À partir du 1er janvier 2022, la castration des porcelets en France devra être réalisée sans douleur, sous anesthésie et analgésie.

Le ministère de l’Agriculture et de l’Alimentation a publié un arrêté ministériel et une instruction technique précisant les conditions dans lesquelles les porcs domestiques mâles peuvent être castrés dans les élevages à des fins autres que thérapeutiques ou diagnostiques.

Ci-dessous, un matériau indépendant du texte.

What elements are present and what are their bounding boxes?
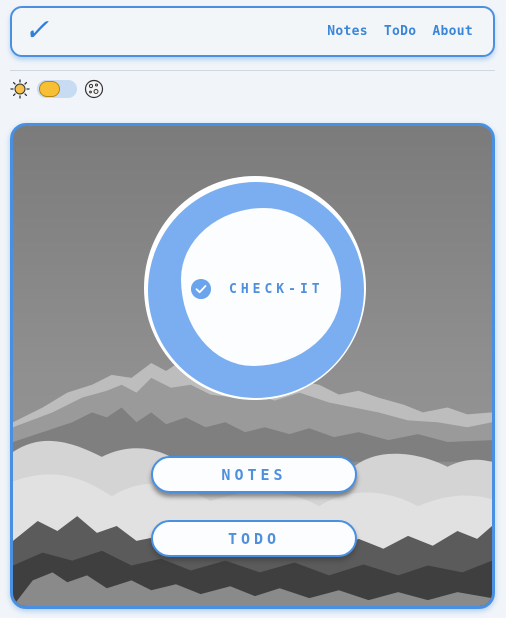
badge-title: CHECK-IT (229, 282, 324, 297)
moon-icon (84, 79, 104, 99)
theme-toggle-knob (39, 81, 60, 97)
theme-toggle[interactable] (37, 80, 77, 98)
check-circle-icon (191, 279, 211, 299)
todo-button[interactable]: TODO (151, 520, 357, 557)
logo-check-icon[interactable]: ✓ (24, 14, 50, 48)
nav-links: Notes ToDo About (327, 24, 473, 39)
notes-button[interactable]: NOTES (151, 456, 357, 493)
sun-icon (10, 79, 30, 99)
hero-section: CHECK-IT NOTES TODO (10, 123, 495, 609)
nav-link-about[interactable]: About (432, 24, 473, 39)
nav-link-todo[interactable]: ToDo (384, 24, 417, 39)
nav-link-notes[interactable]: Notes (327, 24, 368, 39)
header-divider (10, 70, 495, 71)
navbar: ✓ Notes ToDo About (10, 6, 495, 57)
theme-switcher (10, 78, 110, 100)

L’instruction technique de la Direction générale de l’alimentation (DGAL) précise les modalités de mise en œuvre de l’interdiction. Afin d’apporter un appui technique aux éleveurs et aux vétérinaires, le ministère de l’agriculture et de l’alimentation a créé un centre de ressources en ligne :

  • des fiches techniques contenant des protocoles d’anesthésie et d’analgésie locales, issus de consultations avec des scientifiques et des représentants professionnels et approuvés par les parties intéressées,
  • des articles détaillant les études qui ont servi de support à ces protocoles et
  • des textes réglementaires.

Ces informations seront complétées fin novembre par un module de formation à distance.

Au-delà de la mise en œuvre effective des nouveaux protocoles de castration, la réussite collective de la fin de la castration sans recours à l’anesthésie et à l’analgésie à compter du 1er janvier 2022 passe par la couverture des surcoûts que ces méthodes entraînent pour les éleveurs.

Ainsi, l’arrêté ministériel, fondé sur la réglementation relative au bien-être animal, apporte une sécurité économique aux éleveurs. La castration sera conditionnée à l’existence d’un label de qualité ou à la signature d’un contrat Egalim2 garantissant la prise en compte des coûts de production. Les exceptions prévues par la loi Egalim2 s’appliquent également : vente directe, petites exploitations, etc.

Elle renforce ainsi les dispositions de la loi Egalim2 concernant la contractualisation obligatoire. En particulier, le contrat sera la base de la négociation commerciale et prendra en compte les coûts de production et donc les surcoûts liés à la castration.